Where the tenancy agreement is in your partner’s name, they are solely responsible for the rent payments. However, if you are married or in a civil partnership, you do have rights to continue living in the property. Be aware, that these rights will cease once the marriage or civil partnership ends, so you will need to have made alternative living arrangements by then.

You may also have the right to take over the tenancy from your partner, this does depend on legislation where you live and the type of tenancy agreement in place.

If you have children together

You may be able to make financial claims on behalf of the children.
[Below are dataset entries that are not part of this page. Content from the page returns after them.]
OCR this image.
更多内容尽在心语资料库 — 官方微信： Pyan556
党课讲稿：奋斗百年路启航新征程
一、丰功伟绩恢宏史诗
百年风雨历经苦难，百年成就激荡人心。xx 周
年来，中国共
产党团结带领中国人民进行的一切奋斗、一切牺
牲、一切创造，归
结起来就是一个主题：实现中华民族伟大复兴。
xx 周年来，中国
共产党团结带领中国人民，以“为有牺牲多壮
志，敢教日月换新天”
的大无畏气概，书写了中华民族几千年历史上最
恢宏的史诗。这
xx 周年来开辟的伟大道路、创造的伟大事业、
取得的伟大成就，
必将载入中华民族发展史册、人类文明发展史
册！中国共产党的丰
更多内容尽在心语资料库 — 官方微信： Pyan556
This could mean that you remain in the home with them while they are dependent, regardless of who owns the property.

The court can also issue an order for one parent to provide a home for the other parent and the children to live in while they remain dependent if finances allow.

It is worth noting that the father will only have parental responsibility if he is registered as the father on the birth certificate after 1 December 2003. Otherwise, he needs the formal written agreement of the mother or an order from the court.

One parent cannot leave the country with the children without permission from either the other parent or the court.

Your partner dies without a will

If you are not married, then you are not automatically entitled to any of your partner’s estate. The only exception is if you owned property jointly, then you would automatically inherit this.

However, if you are ‘beneficial tenants in common’, then your partner’s half of the property would go to his next of kin. This may mean that you have to sell the property to pay your partner’s family their share.

You may be able to make a claim against your partner’s estate if you are left financially bereft. However, it is a complicated process, and you will need to prove that you lived together for two years before their death and that you were either partly or entirely financially dependent on them.

It is vital to make a will if you are cohabiting with your partner.